Choosing an AI safety tool is a high-stakes decision. The tool you select becomes a critical path dependency for every agent in your fleet. Switching costs are significant because policies, integrations, and operational procedures are built around the tool's specific capabilities. Evaluate thoroughly before committing.
Integration breadth. Does the tool support your agent frameworks (LangChain, CrewAI, OpenAI Agents SDK, custom)? Does it support MCP? The more integration points available, the less custom work you need to do.
Policy expressiveness. Can the policy language express your requirements? Test with your actual use cases, not just the vendor's examples. Try to express tool-level restrictions, parameter constraints, conditional approvals, and time-based rules.
Latency impact. Measure the latency added by the safety layer under realistic load. Request benchmark data and verify it independently. Safety checks that add 500ms to every action will degrade agent performance.
Content scanning capabilities. What types of content does the scanner detect? PII patterns, prompt injection, toxic content, custom rules? Can you add your own detection rules?
Audit trail integrity. Are audit records cryptographically protected? Can you verify that records have not been tampered with? Is the audit format compatible with your compliance requirements?
Deployment model. Can you self-host, or is it cloud-only? Self-hosting provides data sovereignty and avoids vendor lock-in. Cloud-only provides operational simplicity.
Availability and reliability. What is the vendor's SLA? What happens to your agents when the safety service is down? Does the tool support fail-closed behavior?

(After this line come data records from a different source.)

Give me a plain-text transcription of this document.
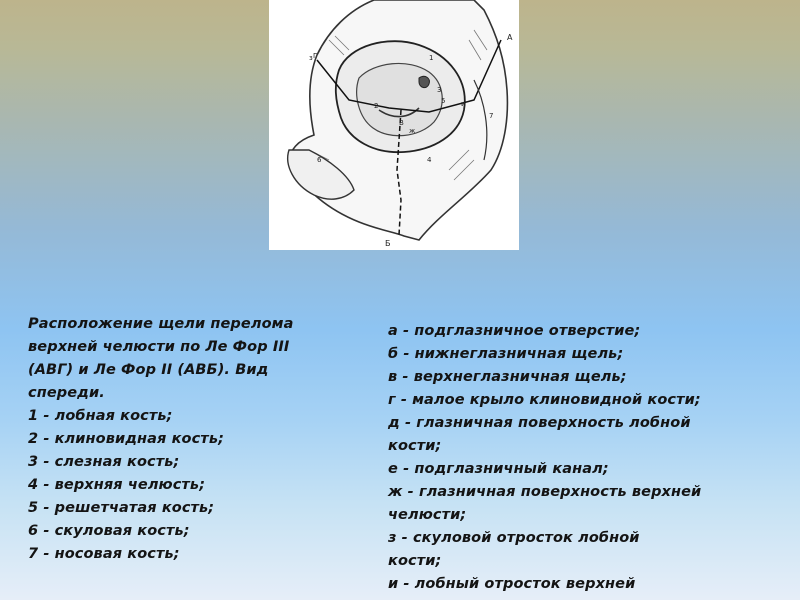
А
В
Б
Г	1
2
3
4
5
6
7
ж
з
и
Расположение щели перелома
верхней челюсти по Ле Фор III
(АВГ) и Ле Фор II (АВБ). Вид
спереди.
1 - лобная кость;
2 - клиновидная кость;
3 - слезная кость;
4 - верхняя челюсть;
5 - решетчатая кость;
6 - скуловая кость;
7 - носовая кость;
а - подглазничное отверстие;
б - нижнеглазничная щель;
в - верхнеглазничная щель;
г - малое крыло клиновидной кости;
д - глазничная поверхность лобной
кости;
е - подглазничный канал;
ж - глазничная поверхность верхней
челюсти;
з - скуловой отросток лобной
кости;
и - лобный отросток верхней
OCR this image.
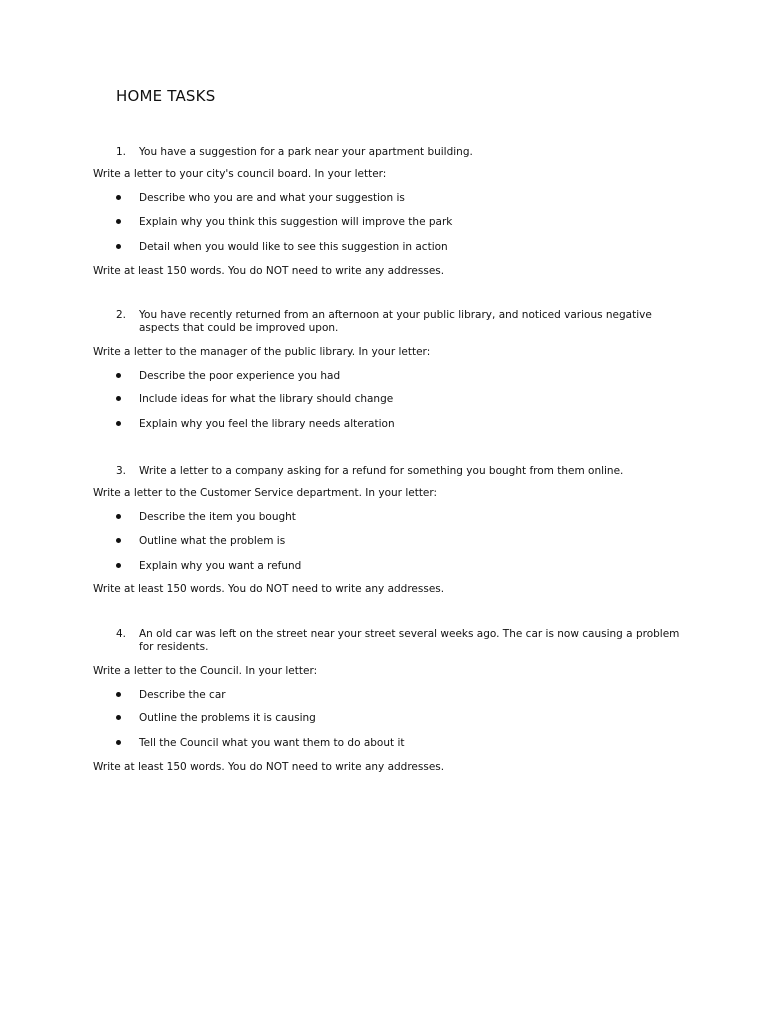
HOME TASKS
1. You have a suggestion for a park near your apartment building.

Write a letter to your city's council board. In your letter:

Describe who you are and what your suggestion is

Explain why you think this suggestion will improve the park

Detail when you would like to see this suggestion in action

Write at least 150 words. You do NOT need to write any addresses.

2. You have recently returned from an afternoon at your public library, and noticed various negative aspects that could be improved upon.

Write a letter to the manager of the public library. In your letter:

Describe the poor experience you had

Include ideas for what the library should change

Explain why you feel the library needs alteration

3. Write a letter to a company asking for a refund for something you bought from them online.

Write a letter to the Customer Service department. In your letter:

Describe the item you bought

Outline what the problem is

Explain why you want a refund

Write at least 150 words. You do NOT need to write any addresses.

4. An old car was left on the street near your street several weeks ago. The car is now causing a problem for residents.

Write a letter to the Council. In your letter:

Describe the car

Outline the problems it is causing

Tell the Council what you want them to do about it

Write at least 150 words. You do NOT need to write any addresses.
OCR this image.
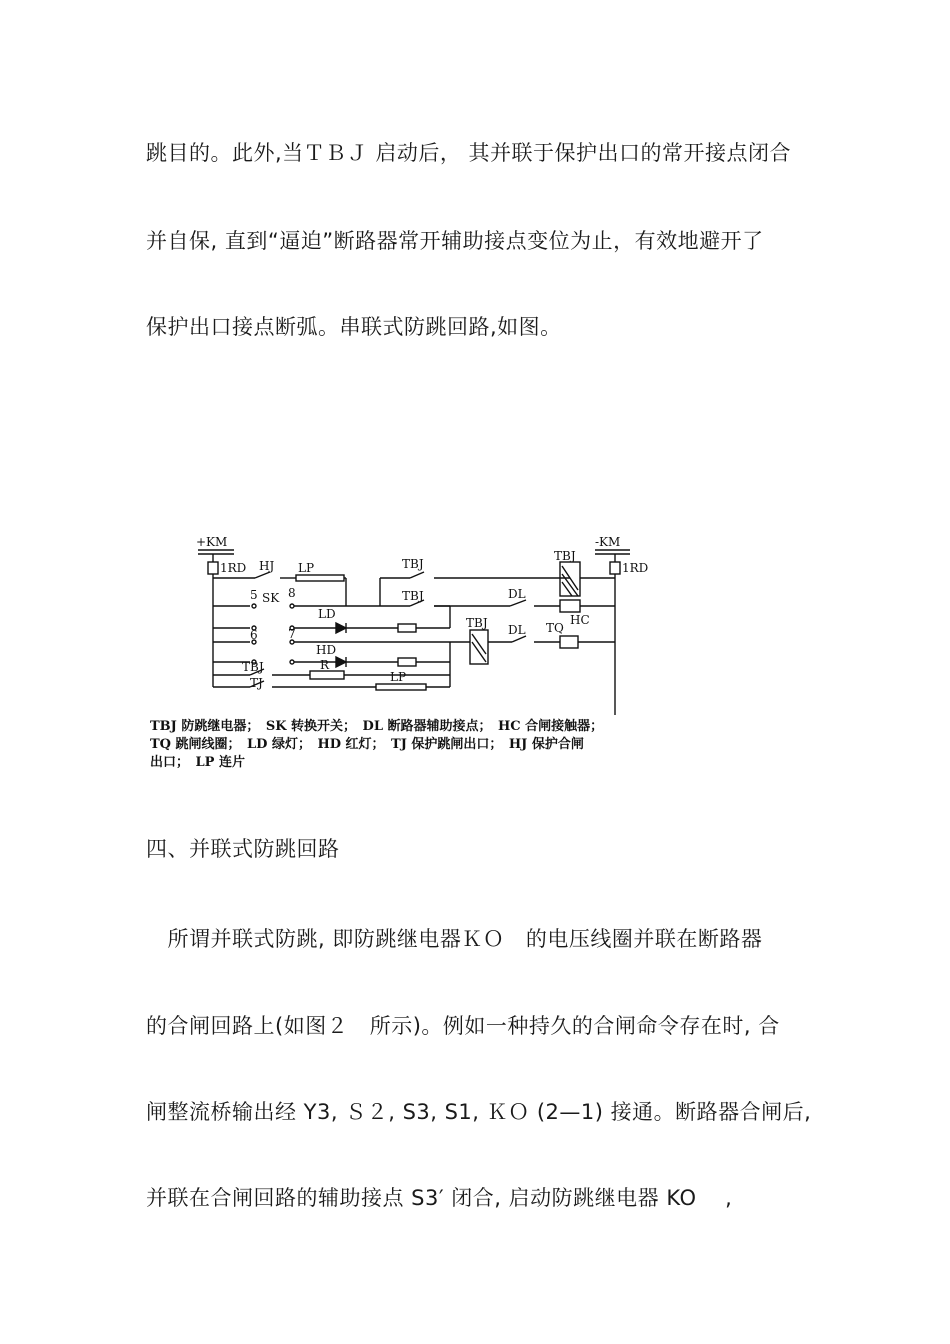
跳目的。此外,当ＴＢＪ 启动后， 其并联于保护出口的常开接点闭合
并自保, 直到“逼迫”断路器常开辅助接点变位为止，有效地避开了
保护出口接点断弧。串联式防跳回路,如图。
+KM	-KM
1RD	1RD
HJ LP	TBJ
TBJ
5 SK 8	TBJ	DL
HC
LD
TBJ
6	7	DL TQ
HD
TBJ	R
TJ	LP
TBJ 防跳继电器；　SK 转换开关；　DL 断路器辅助接点；　HC 合闸接触器；
TQ 跳闸线圈；　LD 绿灯；　HD 红灯；　TJ 保护跳闸出口；　HJ 保护合闸
出口；　LP 连片
四、并联式防跳回路
　所谓并联式防跳, 即防跳继电器ＫＯ　的电压线圈并联在断路器
的合闸回路上(如图２　所示)。例如一种持久的合闸命令存在时, 合
闸整流桥输出经 Y3, Ｓ２, S3, S1, ＫＯ (2—1) 接通。断路器合闸后,
并联在合闸回路的辅助接点 S3′ 闭合, 启动防跳继电器 KO　 ,
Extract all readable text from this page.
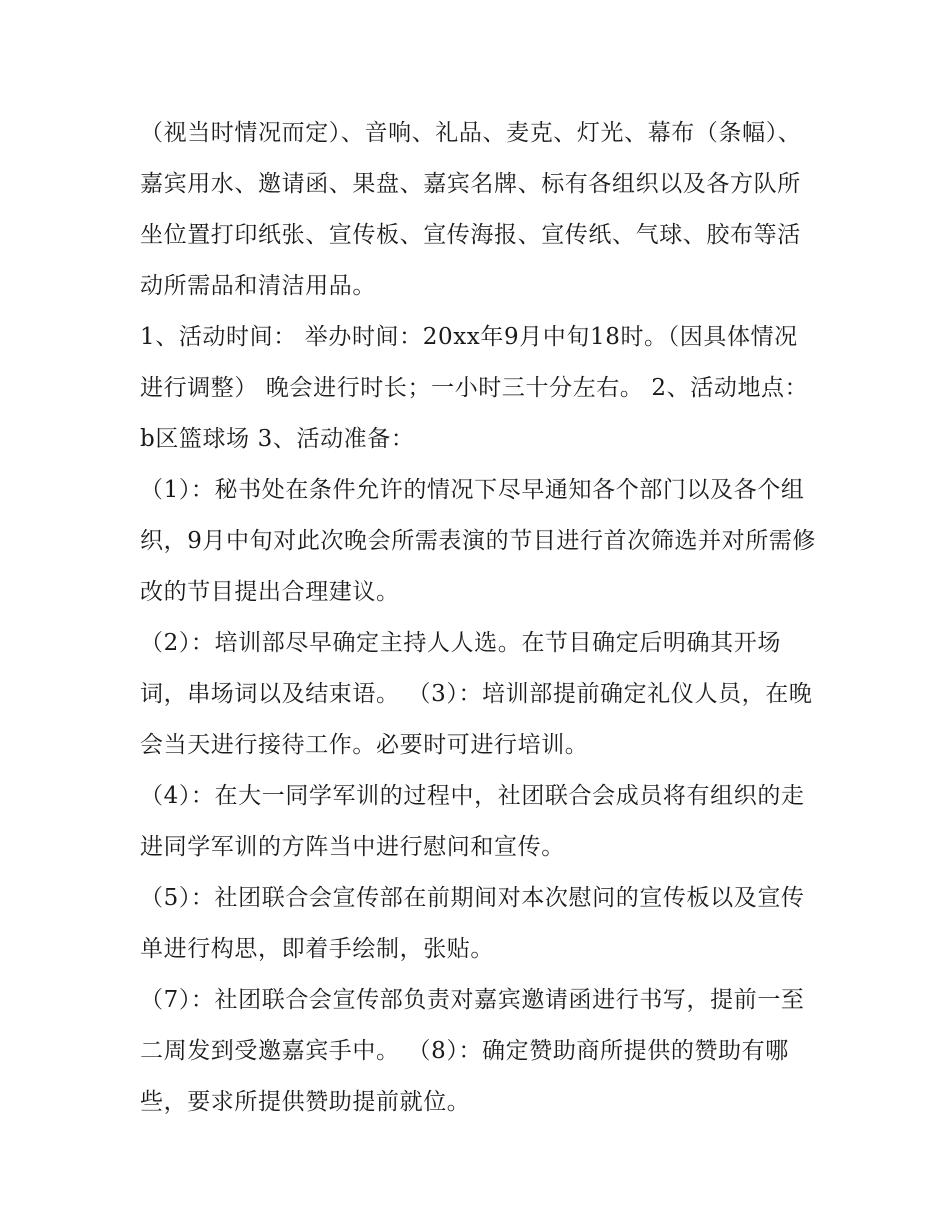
（视当时情况而定）、音响、礼品、麦克、灯光、幕布（条幅）、嘉宾用水、邀请函、果盘、嘉宾名牌、标有各组织以及各方队所坐位置打印纸张、宣传板、宣传海报、宣传纸、气球、胶布等活动所需品和清洁用品。

1、活动时间： 举办时间：20xx年9月中旬18时。（因具体情况进行调整） 晚会进行时长；一小时三十分左右。 2、活动地点： b区篮球场 3、活动准备：

（1）：秘书处在条件允许的情况下尽早通知各个部门以及各个组织，9月中旬对此次晚会所需表演的节目进行首次筛选并对所需修改的节目提出合理建议。

（2）：培训部尽早确定主持人人选。在节目确定后明确其开场词，串场词以及结束语。 （3）：培训部提前确定礼仪人员，在晚会当天进行接待工作。必要时可进行培训。

（4）：在大一同学军训的过程中，社团联合会成员将有组织的走进同学军训的方阵当中进行慰问和宣传。

（5）：社团联合会宣传部在前期间对本次慰问的宣传板以及宣传单进行构思，即着手绘制，张贴。

（7）：社团联合会宣传部负责对嘉宾邀请函进行书写，提前一至二周发到受邀嘉宾手中。 （8）：确定赞助商所提供的赞助有哪些，要求所提供赞助提前就位。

Scalability. Test with your expected peak load. Safety infrastructure must handle traffic spikes without degrading or failing.
Pricing model. Per-agent, per-action, per-seat, or flat rate? Model the cost at your expected scale. Per-action pricing can become expensive at high volumes.
Open-source availability. Is the core tool open source? Open-source tools provide transparency, avoid lock-in, and allow customization.
Vendor viability. Is the vendor funded and stable? A safety tool from a vendor that shuts down leaves you exposed.
Community and support. Is there an active community? Is documentation comprehensive? What are the support response times?
Score each criterion on a 1-to-5 scale and weight them based on your priorities. A regulated enterprise will weight compliance and audit trail heavily. A startup will weight integration simplicity and cost.